The tightly packed communal centre of Drogheda is a nice setting for Brezing’s musings on self and community. The Boyne valley is exceptionally rich in historical and archaeological remains, making the town an appropriate venue for another fine exhibition showing there, Sabina MacMahon’s Longevity, If Not Immortalityat the Droichead Arts Centre.

MacMahon graduated from NCAD only in 2008, but she has made and exhibited an impressive body of work since. Here, she shows “a collection of rare artefacts with very unusual stories to tell”. Each object on view, including human teeth, hair and skin, a horseshoe, a nail and a small taxidermic chaffinch, “was initially thought to be the first or second class relic of a particular saint, martyr or other sacred person”. In meticulously devised accompanying commentaries, MacMahon charts the history of each exhibit, from its factual origins, its religious back-story and its changing status.

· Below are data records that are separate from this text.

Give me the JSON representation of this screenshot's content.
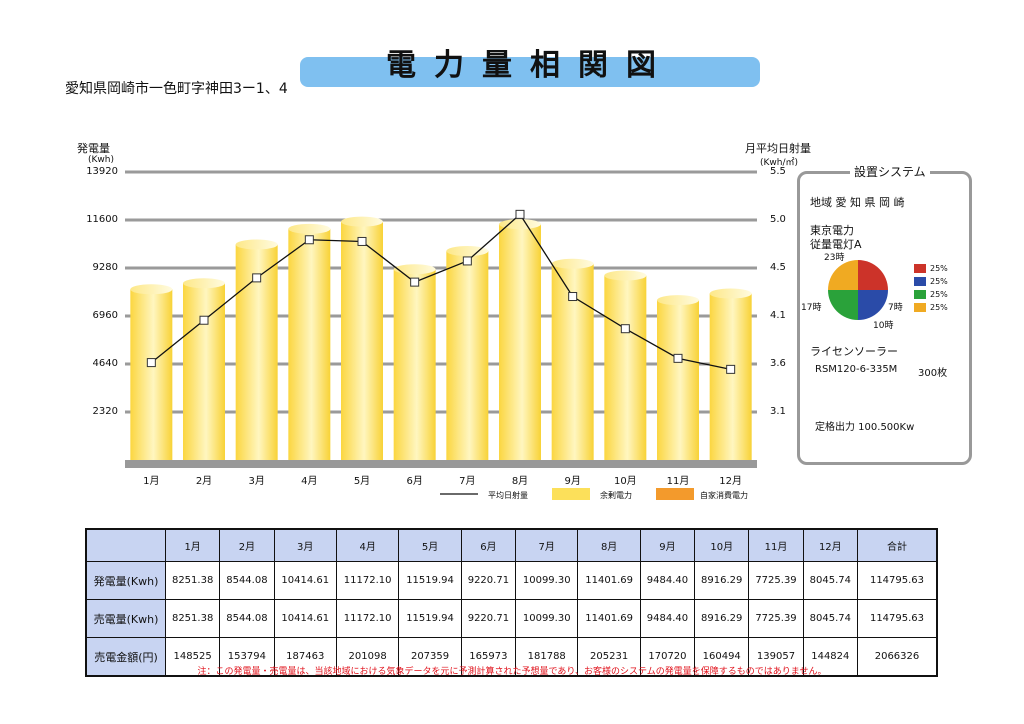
{
  "title": "電力量相関図",
  "address": "愛知県岡崎市一色町字神田3ー1、4",
  "chart_data": {
    "type": "bar",
    "categories": [
      "1月",
      "2月",
      "3月",
      "4月",
      "5月",
      "6月",
      "7月",
      "8月",
      "9月",
      "10月",
      "11月",
      "12月"
    ],
    "left_axis": {
      "label": "発電量",
      "unit": "(Kwh)",
      "ticks": [
        "13920",
        "11600",
        "9280",
        "6960",
        "4640",
        "2320"
      ],
      "range": [
        0,
        13920
      ]
    },
    "right_axis": {
      "label": "月平均日射量",
      "unit": "(Kwh/㎡)",
      "ticks": [
        "5.5",
        "5.0",
        "4.5",
        "4.1",
        "3.6",
        "3.1"
      ],
      "range": [
        2.1,
        5.5
      ]
    },
    "series": [
      {
        "name": "余剰電力",
        "type": "bar",
        "color": "#fce05a",
        "values": [
          8251.38,
          8544.08,
          10414.61,
          11172.1,
          11519.94,
          9220.71,
          10099.3,
          11401.69,
          9484.4,
          8916.29,
          7725.39,
          8045.74
        ]
      },
      {
        "name": "平均日射量",
        "type": "line",
        "color": "#111111",
        "values": [
          3.25,
          3.75,
          4.25,
          4.7,
          4.68,
          4.2,
          4.45,
          5.0,
          4.03,
          3.65,
          3.3,
          3.17
        ]
      }
    ],
    "legend": [
      {
        "name": "平均日射量",
        "kind": "line",
        "color": "#111111"
      },
      {
        "name": "余剰電力",
        "kind": "bar",
        "color": "#fce05a"
      },
      {
        "name": "自家消費電力",
        "kind": "bar",
        "color": "#f39a2c"
      }
    ],
    "grid": true
  },
  "system": {
    "title": "設置システム",
    "region": "地域  愛 知 県 岡 崎",
    "utility": "東京電力",
    "plan": "従量電灯A",
    "pie": {
      "slices": [
        {
          "percent": 25,
          "color": "#cc3329"
        },
        {
          "percent": 25,
          "color": "#2a4ba8"
        },
        {
          "percent": 25,
          "color": "#2aa23a"
        },
        {
          "percent": 25,
          "color": "#f0aa22"
        }
      ],
      "labels": [
        "23時",
        "7時",
        "10時",
        "17時"
      ],
      "percent_text": "25%"
    },
    "license_label": "ライセンソーラー",
    "module": "RSM120-6-335M",
    "count": "300枚",
    "rated_output": "定格出力  100.500Kw"
  },
  "table": {
    "headers": [
      "1月",
      "2月",
      "3月",
      "4月",
      "5月",
      "6月",
      "7月",
      "8月",
      "9月",
      "10月",
      "11月",
      "12月",
      "合計"
    ],
    "rows": [
      {
        "label": "発電量(Kwh)",
        "cells": [
          "8251.38",
          "8544.08",
          "10414.61",
          "11172.10",
          "11519.94",
          "9220.71",
          "10099.30",
          "11401.69",
          "9484.40",
          "8916.29",
          "7725.39",
          "8045.74",
          "114795.63"
        ]
      },
      {
        "label": "売電量(Kwh)",
        "cells": [
          "8251.38",
          "8544.08",
          "10414.61",
          "11172.10",
          "11519.94",
          "9220.71",
          "10099.30",
          "11401.69",
          "9484.40",
          "8916.29",
          "7725.39",
          "8045.74",
          "114795.63"
        ]
      },
      {
        "label": "売電金額(円)",
        "cells": [
          "148525",
          "153794",
          "187463",
          "201098",
          "207359",
          "165973",
          "181788",
          "205231",
          "170720",
          "160494",
          "139057",
          "144824",
          "2066326"
        ]
      }
    ]
  },
  "note": "注：この発電量・売電量は、当該地域における気象データを元に予測計算された予想量であり、お客様のシステムの発電量を保障するものではありません。"
}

MacMahon’s subject is not so much our inbuilt credulity as our desire, our need to believe. Through her witty, engrossing, ingenious employment of the scholarly languages of scripture, history and science, she tactfully and gently points up inherent absurdities in most of what is taken as being entirely plausible. Her show’s title is from a Susan Sontag essay. The eternal, transcendental meaning initially ascribed to the objects is replaced by their factual, worldly histories – longevity, but not quite immortality.

The Art of Failure Isn’t Hard to Master Thomas Brezing Highlanes Gallery, St Laurence Street, Drogheda. Until January 11th. Longevity, If Not Immortality Sabina MacMahon. Droichead Arts Centre, Stockwell Street, Drogheda. Until January 5th.